Le dollar américain a reculé face aux principales devises, dont l'euro et le franc suisse, vendredi, alors que les investisseurs tentaient de concilier l'orientation restrictive de la Réserve fédérale avec les inquiétudes persistantes sur l'économie américaine.

Les rendements des bons du Trésor américain étaient légèrement en baisse dans le contexte du blocage prolongé du gouvernement à Washington. Le département du Travail n'a pas publié le rapport sur l'emploi d'octobre, prévu vendredi, en raison de la fermeture. Ces publications sont habituellement scrutées de près par les marchés.

Le rendement des obligations américaines à 10 ans de référence a reculé de 0,2 point de base pour s'établir à 4,091 %.

Les investisseurs évaluaient l'impact de données qui ont tiré la sonnette d'alarme sur les perspectives économiques mondiales : les exportations chinoises ont chuté de façon inattendue en octobre, enregistrant leur plus forte baisse depuis février, après plusieurs mois de commandes américaines anticipées pour éviter les droits de douane.

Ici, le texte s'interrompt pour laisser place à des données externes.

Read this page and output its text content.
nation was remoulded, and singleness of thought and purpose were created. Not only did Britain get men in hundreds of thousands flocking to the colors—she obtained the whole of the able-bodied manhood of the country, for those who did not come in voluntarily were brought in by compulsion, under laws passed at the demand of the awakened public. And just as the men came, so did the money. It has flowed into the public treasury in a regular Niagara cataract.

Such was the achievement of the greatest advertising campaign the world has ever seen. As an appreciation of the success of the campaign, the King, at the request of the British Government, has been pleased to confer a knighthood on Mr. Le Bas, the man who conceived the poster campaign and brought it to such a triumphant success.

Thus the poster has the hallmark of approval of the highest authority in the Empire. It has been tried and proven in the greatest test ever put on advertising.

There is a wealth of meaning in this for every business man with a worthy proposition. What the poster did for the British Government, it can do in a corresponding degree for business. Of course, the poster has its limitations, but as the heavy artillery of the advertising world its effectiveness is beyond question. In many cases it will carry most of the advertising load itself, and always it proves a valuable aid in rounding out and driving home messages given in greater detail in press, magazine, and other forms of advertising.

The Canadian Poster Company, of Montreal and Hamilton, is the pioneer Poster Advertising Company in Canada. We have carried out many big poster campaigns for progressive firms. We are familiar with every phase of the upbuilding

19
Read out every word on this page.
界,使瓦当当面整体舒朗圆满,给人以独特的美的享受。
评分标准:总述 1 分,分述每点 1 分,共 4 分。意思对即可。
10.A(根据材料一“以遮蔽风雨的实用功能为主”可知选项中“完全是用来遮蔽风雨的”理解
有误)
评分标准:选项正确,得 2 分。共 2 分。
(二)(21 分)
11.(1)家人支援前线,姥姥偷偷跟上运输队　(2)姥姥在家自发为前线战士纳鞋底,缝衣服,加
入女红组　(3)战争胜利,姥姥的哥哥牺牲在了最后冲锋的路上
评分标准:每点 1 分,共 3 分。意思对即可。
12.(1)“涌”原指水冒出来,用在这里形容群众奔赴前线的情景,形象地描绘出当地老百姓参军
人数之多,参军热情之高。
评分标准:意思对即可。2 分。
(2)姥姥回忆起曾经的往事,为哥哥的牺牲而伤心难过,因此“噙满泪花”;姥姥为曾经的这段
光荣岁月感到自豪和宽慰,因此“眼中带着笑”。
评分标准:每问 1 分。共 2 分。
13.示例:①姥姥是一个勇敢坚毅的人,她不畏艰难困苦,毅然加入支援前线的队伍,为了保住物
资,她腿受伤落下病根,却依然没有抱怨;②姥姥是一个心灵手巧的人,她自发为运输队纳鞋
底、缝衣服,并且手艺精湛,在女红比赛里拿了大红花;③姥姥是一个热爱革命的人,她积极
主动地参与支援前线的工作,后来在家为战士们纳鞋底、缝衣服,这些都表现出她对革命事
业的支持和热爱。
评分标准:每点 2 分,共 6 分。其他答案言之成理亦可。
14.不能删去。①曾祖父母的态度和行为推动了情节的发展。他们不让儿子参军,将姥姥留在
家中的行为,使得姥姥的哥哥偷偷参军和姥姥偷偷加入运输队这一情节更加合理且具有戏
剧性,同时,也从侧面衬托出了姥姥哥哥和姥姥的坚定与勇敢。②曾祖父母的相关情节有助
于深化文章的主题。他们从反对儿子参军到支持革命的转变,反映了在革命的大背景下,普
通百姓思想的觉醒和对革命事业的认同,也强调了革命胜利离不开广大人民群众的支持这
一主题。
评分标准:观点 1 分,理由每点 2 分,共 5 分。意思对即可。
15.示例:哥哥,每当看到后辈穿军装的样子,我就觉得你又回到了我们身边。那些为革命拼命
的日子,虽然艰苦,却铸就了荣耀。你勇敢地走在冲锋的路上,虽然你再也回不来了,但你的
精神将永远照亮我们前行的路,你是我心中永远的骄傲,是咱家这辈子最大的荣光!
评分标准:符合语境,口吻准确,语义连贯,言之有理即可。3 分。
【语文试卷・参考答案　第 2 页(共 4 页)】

L'euro a progressé de 0,15 % face au dollar, à 1,15564 $. Il semblait en voie d'afficher un gain hebdomadaire de 0,26 %, effaçant deux semaines consécutives de pertes.

La monnaie européenne bénéficie des attentes d'un maintien de la politique monétaire, tandis que les marchés anticipent de nouvelles baisses de taux aux États-Unis et au Royaume-Uni en 2026.

Le billet vert avait entamé une série de cinq séances de hausse la semaine dernière, après que le président de la Réserve fédérale, Jerome Powell, eut reconnu les risques liés à de nouveaux assouplissements. Mais il a fortement reculé jeudi, à la suite de statistiques sur l'emploi jugées décevantes.

« Avec la réunion de la Fed en décembre qui s'apparente désormais à un tirage à pile ou face, et qui dépendra crucialement de la situation du marché du travail, le marché réagit de manière excessive au moindre indice concernant l'emploi américain », a déclaré Mohit Kumar, économiste chez Jefferies, soulignant le manque de données économiques en raison du blocage gouvernemental.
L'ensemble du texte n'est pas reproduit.